🧮⚙️ Modeling Purchase Intent: Feature Selection and Interpretation


1 🧪 Comparing Predictors

Model Comparison Based on Tjur’s R² (Explained Variance)
model r2_tjur
Tjur’s R2…1 PageValues + BounceRates 31.9%
Tjur’s R2…2 ProductDuration + ExitRates 7.3%
Tjur’s R2…3 All 4 Predictors 33.3%

2 📐 Model Formula

We selected the final model based on the best performance (Tjur’s R²). This model helps explain how different features affect the likelihood of a purchase:

\[ \text{logit}(P(\text{Purchase})) = \beta_0 + \beta_1 \cdot \text{PageValues} + \beta_2 \cdot \text{ProductDuration} + \beta_3 \cdot \text{BounceRates} + \beta_4 \cdot \text{ExitRates} \]

Where:

  • \(\text{logit}(P)\) = log odds of making a purchase
  • PageValues = value of pages visited by the user
  • ProductDuration = time spent on product-related pages
  • BounceRates = likelihood user left after landing
  • ExitRates = rate of exiting from a particular page
  • \(\beta_0\)\(\beta_4\) = model coefficients

Odds Ratios and 95% Confidence Intervals
Source: Online Shoppers Intention Dataset
term Odds_Ratio CI_low CI_high
(Intercept) 0.1362293 0.1201786 0.1542216
PageValues 1.0827848 1.0779567 1.0877652
ProductRelated_Duration 1.0001316 1.0001059 1.0001574
ExitRates 0.0000000 0.0000000 0.0000008
BounceRates 0.0712962 0.0001122 36.1970367



Figure 1: Predicted Purchase Probability by Page Values and Bounce Rates

This heatmap shows how Page Values and Bounce Rates together affect the probability of a purchase. Higher Page Values increase purchase chances, especially when Bounce Rates are low.
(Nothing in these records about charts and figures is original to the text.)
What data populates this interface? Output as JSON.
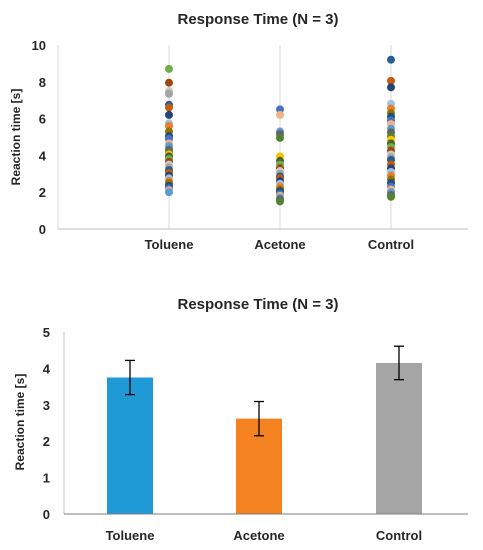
{
  "chart_data": [
    {
      "type": "scatter",
      "title": "Response Time (N = 3)",
      "ylabel": "Reaction time [s]",
      "xlabel": "",
      "ylim": [
        0,
        10
      ],
      "yticks": [
        0,
        2,
        4,
        6,
        8,
        10
      ],
      "grid": "vertical lines at categories",
      "legend": "none",
      "categories": [
        "Toluene",
        "Acetone",
        "Control"
      ],
      "points": [
        {
          "category": "Toluene",
          "values": [
            8.7,
            7.95,
            7.5,
            7.35,
            6.75,
            6.6,
            6.2,
            5.75,
            5.6,
            5.3,
            5.05,
            4.9,
            4.65,
            4.5,
            4.3,
            4.15,
            4.05,
            3.95,
            3.8,
            3.65,
            3.5,
            3.35,
            3.2,
            3.05,
            2.9,
            2.75,
            2.6,
            2.5,
            2.35,
            2.2,
            2.1,
            2.0
          ]
        },
        {
          "category": "Acetone",
          "values": [
            6.5,
            6.2,
            5.3,
            5.15,
            4.95,
            3.95,
            3.7,
            3.5,
            3.3,
            3.15,
            3.0,
            2.85,
            2.75,
            2.6,
            2.45,
            2.3,
            2.15,
            2.05,
            1.9,
            1.8,
            1.7,
            1.6,
            1.5
          ]
        },
        {
          "category": "Control",
          "values": [
            9.2,
            8.05,
            7.7,
            6.8,
            6.55,
            6.3,
            6.1,
            5.9,
            5.7,
            5.45,
            5.25,
            5.05,
            4.85,
            4.65,
            4.45,
            4.25,
            4.05,
            3.9,
            3.75,
            3.5,
            3.3,
            3.1,
            2.9,
            2.7,
            2.5,
            2.3,
            2.15,
            2.0,
            1.85,
            1.75
          ]
        }
      ],
      "point_colors": [
        "#70ad47",
        "#5b9bd5",
        "#ed7d31",
        "#a5a5a5",
        "#ffc000",
        "#4472c4",
        "#264478",
        "#9e480e",
        "#636363",
        "#997300",
        "#255e91",
        "#43682b",
        "#f4b183",
        "#9dc3e6",
        "#c9c9c9",
        "#548235",
        "#1f4e79",
        "#c55a11"
      ]
    },
    {
      "type": "bar",
      "title": "Response Time (N = 3)",
      "ylabel": "Reaction time [s]",
      "xlabel": "",
      "ylim": [
        0,
        5
      ],
      "yticks": [
        0,
        1,
        2,
        3,
        4,
        5
      ],
      "grid": "off",
      "legend": "none",
      "categories": [
        "Toluene",
        "Acetone",
        "Control"
      ],
      "values": [
        3.75,
        2.62,
        4.15
      ],
      "errors": [
        0.47,
        0.47,
        0.46
      ],
      "colors": [
        "#1f9ad6",
        "#f58220",
        "#a5a5a5"
      ]
    }
  ]
}
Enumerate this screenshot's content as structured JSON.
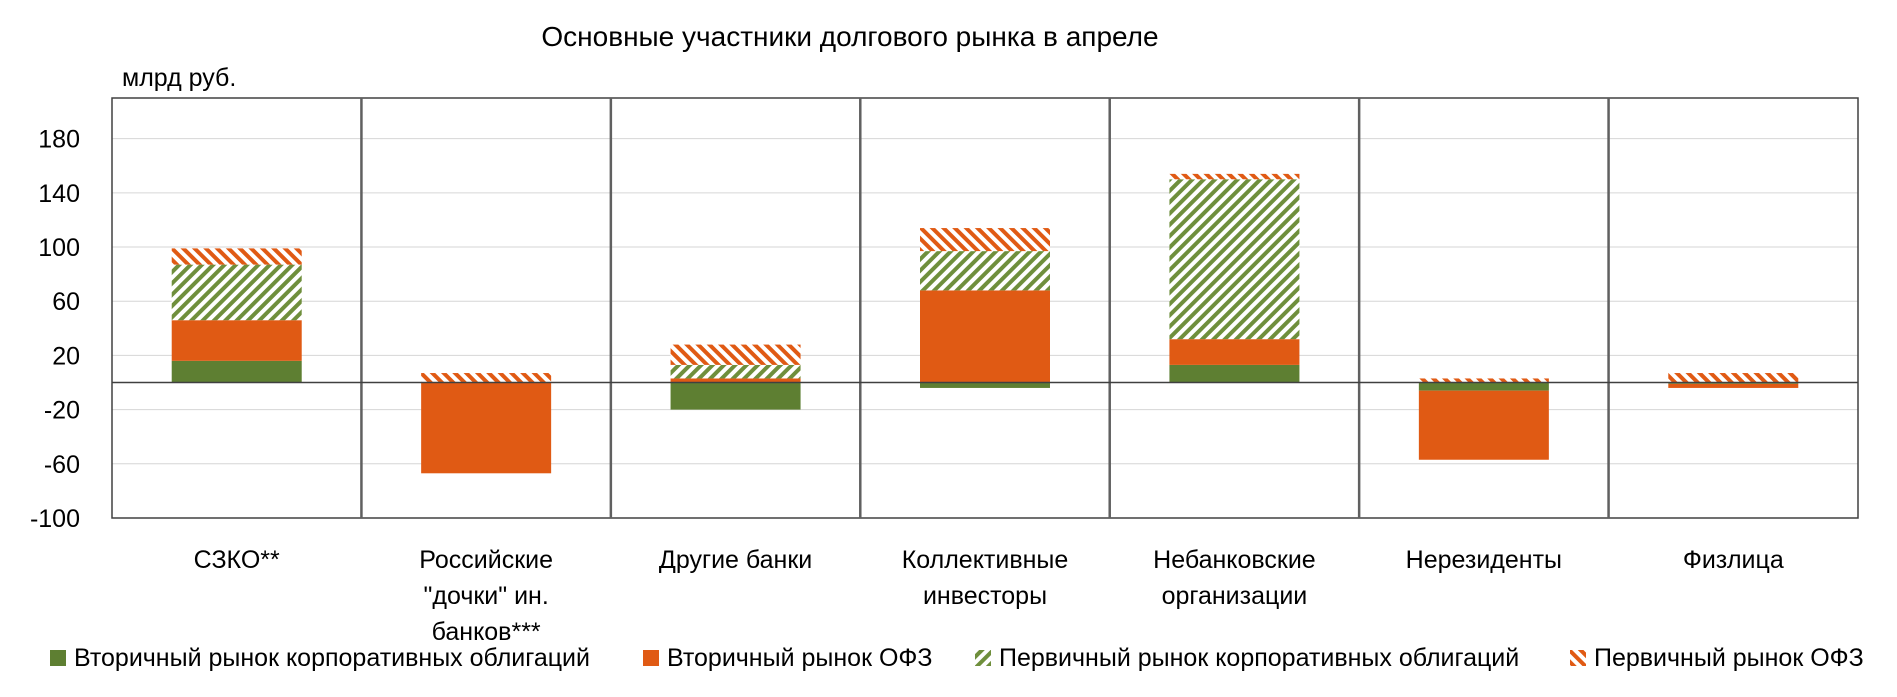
{
  "chart_data": {
    "type": "bar",
    "stacked": true,
    "title": "Основные участники долгового рынка в апреле",
    "unit_label": "млрд руб.",
    "xlabel": "",
    "ylabel": "",
    "ylim": [
      -100,
      210
    ],
    "yticks": [
      180,
      140,
      100,
      60,
      20,
      -20,
      -60,
      -100
    ],
    "ytick_labels": [
      "180",
      "140",
      "100",
      "60",
      "20",
      "-20",
      "-60",
      "-100"
    ],
    "grid": true,
    "legend_position": "bottom",
    "categories": [
      [
        "СЗКО**"
      ],
      [
        "Российские",
        "\"дочки\" ин.",
        "банков***"
      ],
      [
        "Другие банки"
      ],
      [
        "Коллективные",
        "инвесторы"
      ],
      [
        "Небанковские",
        "организации"
      ],
      [
        "Нерезиденты"
      ],
      [
        "Физлица"
      ]
    ],
    "series": [
      {
        "name": "Вторичный рынок корпоративных облигаций",
        "color": "#5e7f32",
        "pattern": "solid",
        "values": [
          16,
          0,
          -20,
          -4,
          13,
          -6,
          -1
        ]
      },
      {
        "name": "Вторичный рынок ОФЗ",
        "color": "#e05a14",
        "pattern": "solid",
        "values": [
          30,
          -67,
          3,
          68,
          19,
          -51,
          -3
        ]
      },
      {
        "name": "Первичный рынок корпоративных облигаций",
        "color": "#6f8f3c",
        "pattern": "hatch",
        "values": [
          41,
          0,
          10,
          29,
          118,
          0,
          0
        ]
      },
      {
        "name": "Первичный рынок ОФЗ",
        "color": "#e05a14",
        "pattern": "hatch",
        "values": [
          12,
          7,
          15,
          17,
          4,
          3,
          7
        ]
      }
    ]
  }
}
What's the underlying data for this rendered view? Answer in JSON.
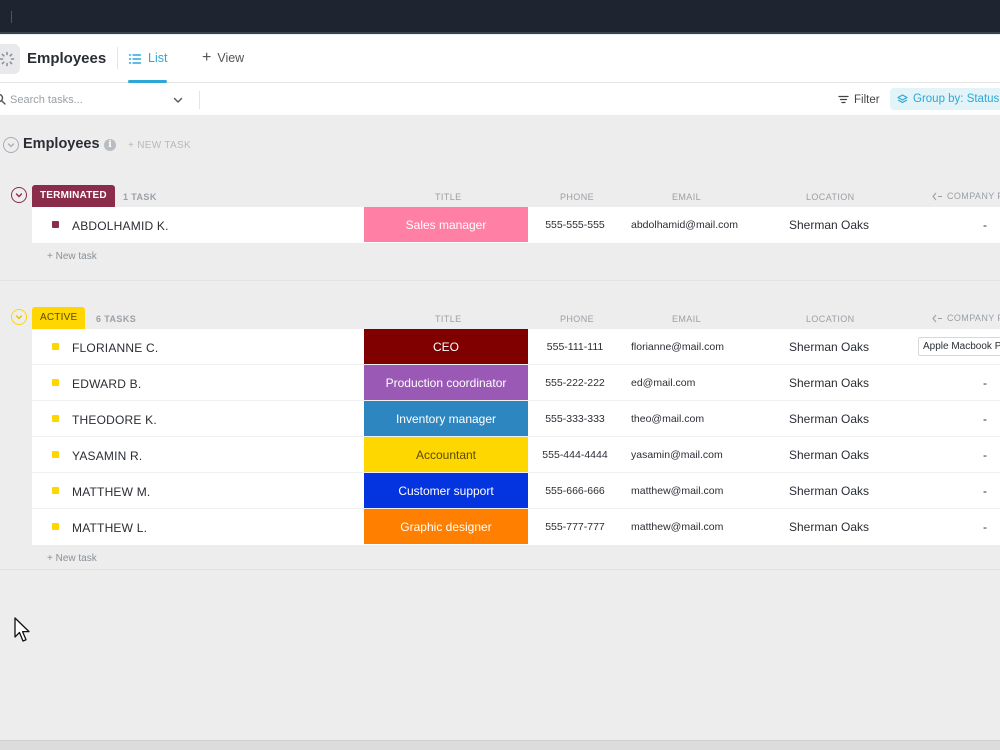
{
  "header": {
    "title": "Employees",
    "tabs": [
      {
        "label": "List",
        "active": true
      },
      {
        "label": "View",
        "active": false
      }
    ]
  },
  "toolbar": {
    "search_placeholder": "Search tasks...",
    "filter_label": "Filter",
    "group_label": "Group by: Status"
  },
  "list": {
    "title": "Employees",
    "new_task_label": "+ NEW TASK"
  },
  "columns": {
    "title": "TITLE",
    "phone": "PHONE",
    "email": "EMAIL",
    "location": "LOCATION",
    "company": "COMPANY P"
  },
  "groups": [
    {
      "status": "TERMINATED",
      "color": "#8b2c4a",
      "count_label": "1 TASK",
      "new_task_label": "+ New task",
      "rows": [
        {
          "name": "ABDOLHAMID K.",
          "title": "Sales manager",
          "title_color": "#ff7fa5",
          "phone": "555-555-555",
          "email": "abdolhamid@mail.com",
          "location": "Sherman Oaks",
          "company": "-"
        }
      ]
    },
    {
      "status": "ACTIVE",
      "color": "#ffd600",
      "count_label": "6 TASKS",
      "new_task_label": "+ New task",
      "rows": [
        {
          "name": "FLORIANNE C.",
          "title": "CEO",
          "title_color": "#800000",
          "phone": "555-111-111",
          "email": "florianne@mail.com",
          "location": "Sherman Oaks",
          "company": "Apple Macbook Pro"
        },
        {
          "name": "EDWARD B.",
          "title": "Production coordinator",
          "title_color": "#9b59b6",
          "phone": "555-222-222",
          "email": "ed@mail.com",
          "location": "Sherman Oaks",
          "company": "-"
        },
        {
          "name": "THEODORE K.",
          "title": "Inventory manager",
          "title_color": "#2e86c1",
          "phone": "555-333-333",
          "email": "theo@mail.com",
          "location": "Sherman Oaks",
          "company": "-"
        },
        {
          "name": "YASAMIN R.",
          "title": "Accountant",
          "title_color": "#ffd700",
          "phone": "555-444-4444",
          "email": "yasamin@mail.com",
          "location": "Sherman Oaks",
          "company": "-"
        },
        {
          "name": "MATTHEW M.",
          "title": "Customer support",
          "title_color": "#0433e0",
          "phone": "555-666-666",
          "email": "matthew@mail.com",
          "location": "Sherman Oaks",
          "company": "-"
        },
        {
          "name": "MATTHEW L.",
          "title": "Graphic designer",
          "title_color": "#ff7f00",
          "phone": "555-777-777",
          "email": "matthew@mail.com",
          "location": "Sherman Oaks",
          "company": "-"
        }
      ]
    }
  ]
}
The warmer the color, the higher the predicted probability.

3 📌 Key Takeaways

  • PageValues had the strongest positive effect on the chance of purchase.
  • BounceRates and ExitRates both reduce the odds of purchase, suggesting user disinterest.
  • Visitors who spent more time on product-related pages were more likely to make a purchase.
  • The final model gives simple and useful insights that can help improve the website and marketing strategies.